What will happen to science if these societies are not able to exist?
Harold
Varmus: Putting the question that way is very different from asking
how the societies can contribute to a beneficial development to do with
publishing. Science could not thrive without scientific societies, they're
incredibly important, they are our gills and no one interested in scientific
publishing thinks they should disappear. However, I do think societies
should not be reacting reflexively and defensively to proposals that would
benefit them by improving the environment in which scientific publishing
is done because they think they're going to lose revenue. Instead, other
kinds of solutions should be sought and I believe there are other solutions.
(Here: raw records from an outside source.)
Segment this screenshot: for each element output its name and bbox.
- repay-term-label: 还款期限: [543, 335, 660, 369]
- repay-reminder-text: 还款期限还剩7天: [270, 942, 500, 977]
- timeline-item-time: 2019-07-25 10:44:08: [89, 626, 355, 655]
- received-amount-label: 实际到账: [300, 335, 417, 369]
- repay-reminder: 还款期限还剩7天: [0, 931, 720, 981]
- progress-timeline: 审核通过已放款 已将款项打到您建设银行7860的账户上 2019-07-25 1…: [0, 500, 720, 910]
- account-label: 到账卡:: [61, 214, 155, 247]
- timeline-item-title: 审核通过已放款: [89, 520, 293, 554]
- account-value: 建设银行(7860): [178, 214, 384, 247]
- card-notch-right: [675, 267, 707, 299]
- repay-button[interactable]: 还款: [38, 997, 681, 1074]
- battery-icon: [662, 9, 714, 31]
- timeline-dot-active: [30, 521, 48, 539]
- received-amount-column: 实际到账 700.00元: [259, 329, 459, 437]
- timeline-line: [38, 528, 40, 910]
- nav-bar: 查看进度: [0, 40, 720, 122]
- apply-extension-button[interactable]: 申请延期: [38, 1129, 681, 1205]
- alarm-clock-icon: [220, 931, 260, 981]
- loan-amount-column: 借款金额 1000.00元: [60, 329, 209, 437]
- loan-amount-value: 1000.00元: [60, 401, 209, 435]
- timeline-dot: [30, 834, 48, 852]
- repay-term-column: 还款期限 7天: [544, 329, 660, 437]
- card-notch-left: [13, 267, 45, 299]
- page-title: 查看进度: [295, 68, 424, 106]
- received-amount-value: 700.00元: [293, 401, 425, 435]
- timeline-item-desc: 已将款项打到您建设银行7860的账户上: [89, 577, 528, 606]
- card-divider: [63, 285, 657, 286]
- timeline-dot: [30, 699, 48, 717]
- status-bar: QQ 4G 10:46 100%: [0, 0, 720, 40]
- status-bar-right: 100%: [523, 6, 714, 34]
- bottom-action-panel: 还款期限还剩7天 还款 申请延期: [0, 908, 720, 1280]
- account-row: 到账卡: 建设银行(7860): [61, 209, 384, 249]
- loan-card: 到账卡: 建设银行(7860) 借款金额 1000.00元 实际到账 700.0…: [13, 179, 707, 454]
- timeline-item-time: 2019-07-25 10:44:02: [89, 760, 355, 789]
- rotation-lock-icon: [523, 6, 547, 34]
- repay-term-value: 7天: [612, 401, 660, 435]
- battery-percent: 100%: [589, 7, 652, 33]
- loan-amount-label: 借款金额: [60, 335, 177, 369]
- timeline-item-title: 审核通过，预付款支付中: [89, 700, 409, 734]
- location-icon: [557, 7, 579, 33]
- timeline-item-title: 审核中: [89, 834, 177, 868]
For example, it seems to me that most societies can generate revenues
in other ways and to say the existence of the society depends exclusively
on the generation of profits from publishing is to my mind a very unfortunate
thing to have to say, I don't believe it's true.
There are
societies that do well without making profits from journals. I think this
may require multiple years of changing the mind set, especially of young
scientists, towards the function of scientific societies. These societies
are our unions. They work for us, they do many things, and they don't
simply exist to publish journals. They exist to nurture the careers of
young scientists, to help in the public debates about the importance of
science, and to help the government see the wisdom of supporting science
through government agencies. All these activities are important and may
require raising dues. I can't imagine people failing to support their
society because the society has helped to advance innovations and publishing
to make science a richer experience but it will take time to change attitudes.
I know there
is a time when you are encouraged to join societies because you're told
that if you join a society you will get some journals at a cut rate. But
a change in society policy that promotes the completely unfettered access
towards all journals should be something societies agree to. I think we
may have to encourage a sense of citizenship and public responsibility
toward the support of scientific societies. I actually believe that is
realistic and can happen, assuming it is done in a measured way.